RuntimeError: Function 'PowBackward1' returned nan values in its 1st output

Hawk · May 21, 2020, 10:31am

I defined a loss function for my network, and it’s computed as:

    loss = pred.mm(pred.T) - (label.view(-1,1) == label.view(1,-1)).to(dtype=torch.float32)
    loss = loss**2
    loss = torch.pow(loss, (2-loss)**2)
    loss = loss.sum() / (label.size(0)**2 +1.0)    
    return loss

During training, the following error report appeared:
RuntimeError: Function 'PowBackward1' returned nan values in its 1st output.
and this error is traced to the line:
loss = torch.pow(loss, (2-loss)**2)
I’m not clear about how this error is related to this line of code. Can anyone help me out?

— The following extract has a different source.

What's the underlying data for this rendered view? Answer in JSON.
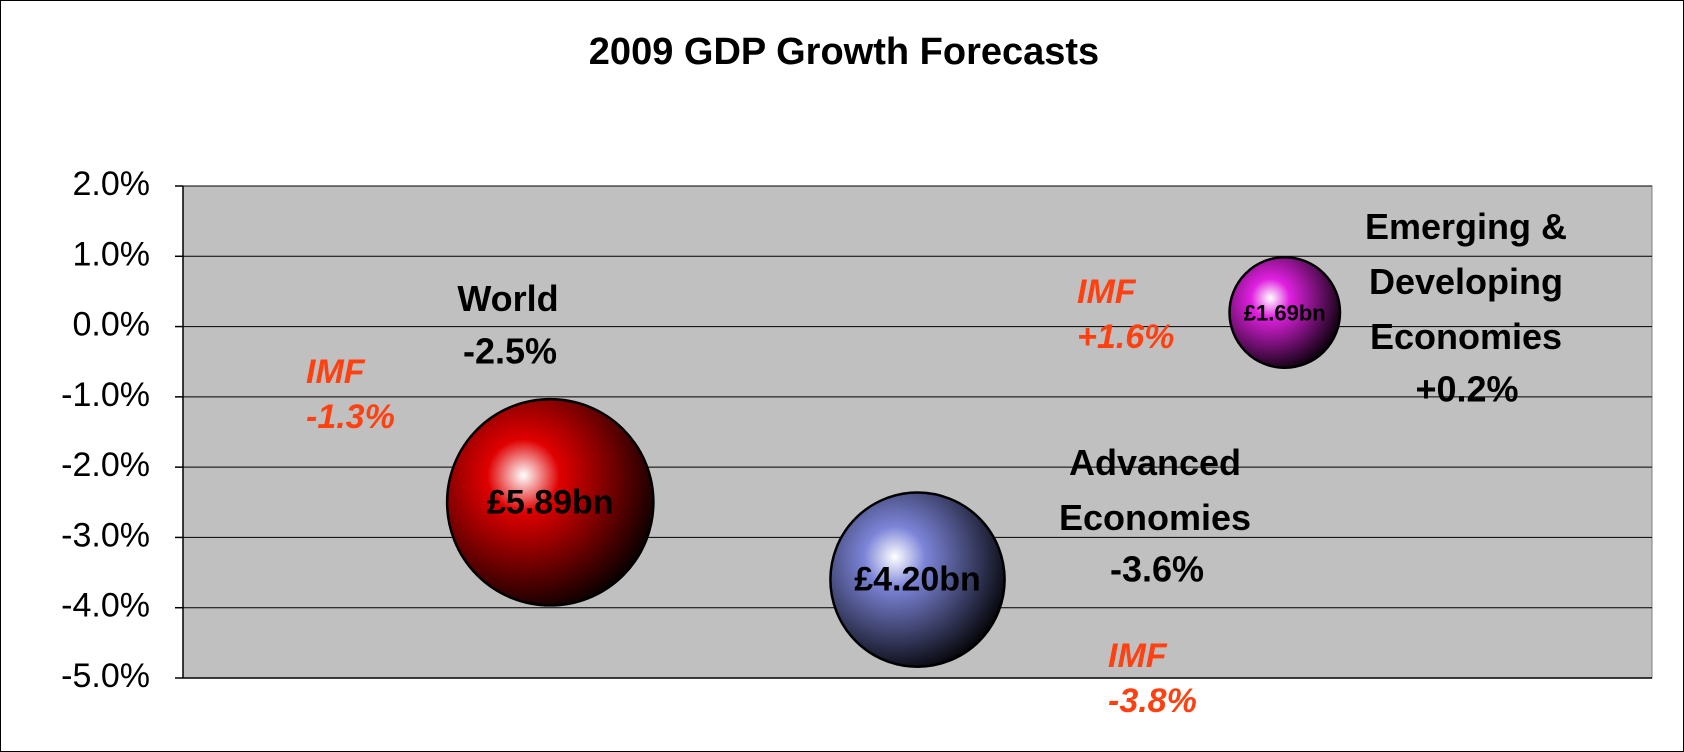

albanD · May 21, 2020, 2:44pm

Hi,

What is the value of the loss when it happens?
This is most likely that you reach a value of the loss for which loss.pow((2-loss)**2) is not differentiable.

Hawk · May 27, 2020, 9:32am

Hi, I rewrote the loss and now it’s computed as:

    loss = pred.mm(pred.T) - (label.view(-1,1) == label.view(1,-1)).to(dtype=torch.float32)
    loss = (loss**2).sum()
    loss = loss / (label.size(0)**2 +1.0)
    
    return loss

where pred is computed as:

pred = 1.0 / (1.0 + (-pred).exp())

however, another error occured:

RuntimeError: Function 'ExpBackward' returned nan values in its 0th output.

which is traced to the ‘.exp’ operation.
The loss value is 0.980656 when this happened. Can you figure this out?

Hawk · May 27, 2020, 11:07am

The error disappeared after I reduced the initial learning rate by half. But I’m still not clear about the mechanism behind.

albanD · May 27, 2020, 11:08am

In that case, what most likely happens is that the value of pred goes to infinite and thus leads to nan in gradients.

xianqian · June 14, 2021, 7:18am

Hello @Hawk ,
You mentioned that “error is traced to this line”. Can you share how you traced it back?